En el mundo colonial, la escritura fue una cuestión de minorías. El Perú era una sociedad rural y andina, de una inmensa mayoría indígena. La dominación sobre el indio era el hecho decisivo. En este contexto, el papel de la llamada “ciudad letrada”, integrada por abogados, sacerdotes y hombres de letras, era fundamental, pues en su interior se producían los discursos destinados a nombrar lo que somos, así como a orientar a una población analfabeta que hablaba los idiomas nativos y que, reducida al silencio, escuchaba con gran respeto estos discursos que emanaban de la “ciudad letrada”.
Escribir era símbolo de un estatus social elevado, de manera que cultivar la expresión escrita se convirtió en un vigoroso afán de los miembros de la “ciudad letrada”. Esta disposición alcanza su momento más alto durante el auge de la cultura barroca. Y las secuelas las seguimos viviendo. En el horizonte barroco, la manera de decir tiene tanto o más importancia que aquello que se dice. El lenguaje se alambica y la grandilocuencia es el ideal del escritor. La oscuridad en el decir adquiere un cierto prestigio, pues significa tanto un alarde cultural del autor, como un desafío a la capacidad de interpretación del lector.
Los niños que empiezan su educación en la “ciudad letrada” aprenden a expresarse, elaborando versos en la inspiración de Góngora y el culteranismo. La imitación de la estética vigente en la metrópoli. Los temas favoritos se refieren a la mitología grecorromana. En realidad, el tema es más un pretexto, pues lo importante es desplegar una capacidad retórica en que la pretensión de elegancia es la virtud suprema. No es gratuito que este estilo de escritura estuviera asociado a un divorcio entre la escritura y la vida. En principio, la escritura es una tecnología muy poderosa para desarrollar el conocimiento reflexivo, la capacidad de nombrar y analizar la realidad. Pero esta capacidad se ve mermada por el culto a las formas que debilita el vínculo con el mundo, y convierte al decir en un espacio de lucimiento y afirmación de poder. Entonces, se entiende mejor la tendencia al dogmatismo entre los miembros de la “ciudad letrada”. La debilidad del espíritu crítico.

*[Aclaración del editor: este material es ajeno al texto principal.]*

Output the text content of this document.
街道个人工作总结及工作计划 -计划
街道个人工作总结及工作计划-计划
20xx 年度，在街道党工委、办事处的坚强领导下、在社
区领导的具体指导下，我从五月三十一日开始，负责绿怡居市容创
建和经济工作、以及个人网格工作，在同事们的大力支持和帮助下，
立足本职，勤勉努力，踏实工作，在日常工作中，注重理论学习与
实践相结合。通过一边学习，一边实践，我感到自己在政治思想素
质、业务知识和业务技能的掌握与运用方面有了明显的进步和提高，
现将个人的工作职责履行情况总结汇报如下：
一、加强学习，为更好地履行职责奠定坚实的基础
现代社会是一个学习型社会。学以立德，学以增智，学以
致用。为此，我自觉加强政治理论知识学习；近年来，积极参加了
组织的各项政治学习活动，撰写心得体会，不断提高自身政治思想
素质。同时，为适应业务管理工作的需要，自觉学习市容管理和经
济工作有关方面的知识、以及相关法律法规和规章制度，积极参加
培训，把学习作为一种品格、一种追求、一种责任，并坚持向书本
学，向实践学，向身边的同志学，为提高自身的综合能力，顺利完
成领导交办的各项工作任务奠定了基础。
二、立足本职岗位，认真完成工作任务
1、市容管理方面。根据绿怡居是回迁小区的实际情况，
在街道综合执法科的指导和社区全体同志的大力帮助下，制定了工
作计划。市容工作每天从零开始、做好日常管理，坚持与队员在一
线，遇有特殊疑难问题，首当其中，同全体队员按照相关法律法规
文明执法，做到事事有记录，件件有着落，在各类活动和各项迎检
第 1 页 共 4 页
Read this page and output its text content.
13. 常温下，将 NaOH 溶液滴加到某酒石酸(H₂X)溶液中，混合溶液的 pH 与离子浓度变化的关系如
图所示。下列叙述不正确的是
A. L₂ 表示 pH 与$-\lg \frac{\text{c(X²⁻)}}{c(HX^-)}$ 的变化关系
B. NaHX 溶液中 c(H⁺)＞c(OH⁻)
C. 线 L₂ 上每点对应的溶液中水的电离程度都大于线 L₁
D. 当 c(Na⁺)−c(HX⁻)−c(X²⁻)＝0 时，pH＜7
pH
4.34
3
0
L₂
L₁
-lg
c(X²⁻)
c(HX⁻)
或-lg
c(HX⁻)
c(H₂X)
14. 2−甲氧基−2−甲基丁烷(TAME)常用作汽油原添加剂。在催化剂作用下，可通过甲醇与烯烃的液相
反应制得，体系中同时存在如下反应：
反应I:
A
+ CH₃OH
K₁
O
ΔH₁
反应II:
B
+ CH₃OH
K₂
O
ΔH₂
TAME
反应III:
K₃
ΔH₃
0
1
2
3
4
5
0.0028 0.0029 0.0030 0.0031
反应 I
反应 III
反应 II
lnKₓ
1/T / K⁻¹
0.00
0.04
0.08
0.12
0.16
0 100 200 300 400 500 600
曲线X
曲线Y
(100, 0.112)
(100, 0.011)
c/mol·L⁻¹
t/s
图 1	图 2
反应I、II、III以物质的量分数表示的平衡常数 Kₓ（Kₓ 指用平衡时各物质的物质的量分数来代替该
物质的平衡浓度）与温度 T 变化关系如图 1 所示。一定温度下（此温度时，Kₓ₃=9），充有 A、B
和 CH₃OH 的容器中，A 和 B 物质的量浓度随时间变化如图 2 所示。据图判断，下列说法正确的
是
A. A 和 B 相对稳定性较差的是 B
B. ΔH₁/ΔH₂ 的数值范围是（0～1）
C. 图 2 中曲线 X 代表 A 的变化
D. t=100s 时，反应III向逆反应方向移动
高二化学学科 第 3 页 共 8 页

La estela del barroco llega a nuestros días. Se deja ver en lo “florido” de la prosa escolar y universitaria, en la reiteración de las mismas ideas en desarrollos discursivos que se asumen como elegantes y de buen tono, y que vienen a ocultar la pobreza de ideas. Pero aun más importante que la vigencia del “floro”, es la persistencia del dogmatismo, nuestra dificultad para trascender los conceptos de moda, nuestra incapacidad para pensar por nuestra cuenta y riesgo.
Por ejemplo, la visión que la izquierda de la década de 1960 tenía del país provenía de Moscú, Pekín y La Habana. Los ensayos por elaborar visiones más enraizadas en lo que ocurre en el país no son tomados en cuenta. Prima el dogmatismo: la realidad del Perú y de su futuro tendrían que ser como lo que ocurre en Cuba o en China. Entonces, toda la potencia moral que representa la izquierda y su búsqueda de justicia se extravía en el sectarismo, en propuestas de acción desconectadas de las posibilidades reales de la sociedad peruana. Y no es tan diferente la posición en que hoy se encuentra el pensamiento neoliberal. Las recetas tienen un efecto hipnótico que ciega a los intelectuales conservadores a las peculiaridades del Perú. Entonces se convierten en propagandistas de un credo de un solo artículo. El progreso, objetivo supremo, se logra mediante la adecuación de la realidad a los deseos del inversionista.
Pero ya desde fines del siglo XIX y principios del XX, surgen modelos de escritura que se alejan de este modelo colonizado. Ejemplos hay muchos, pero creo que es justo mencionar la prosa de José Carlos Mariátegui. Mariátegui solo terminó primero de primaria y desde joven, en el inicio de su carrera, se dedicó a la crónica, un género en que lo que vale es una síntesis precisa de acontecimientos definidos.
Forjar una capacidad de escribir según el razonamiento propio y eliminar el orgullo en torno a la capacidad de “meter floro” son tareas urgentes de la educación peruana. Y siguiendo la inspiración de Mariátegui, se debe privilegiar la capacidad de los estudiantes para elaborar crónicas, para narrar la vida cotidiana de una manera sencilla, pero que nos haga comprender lo que sucede.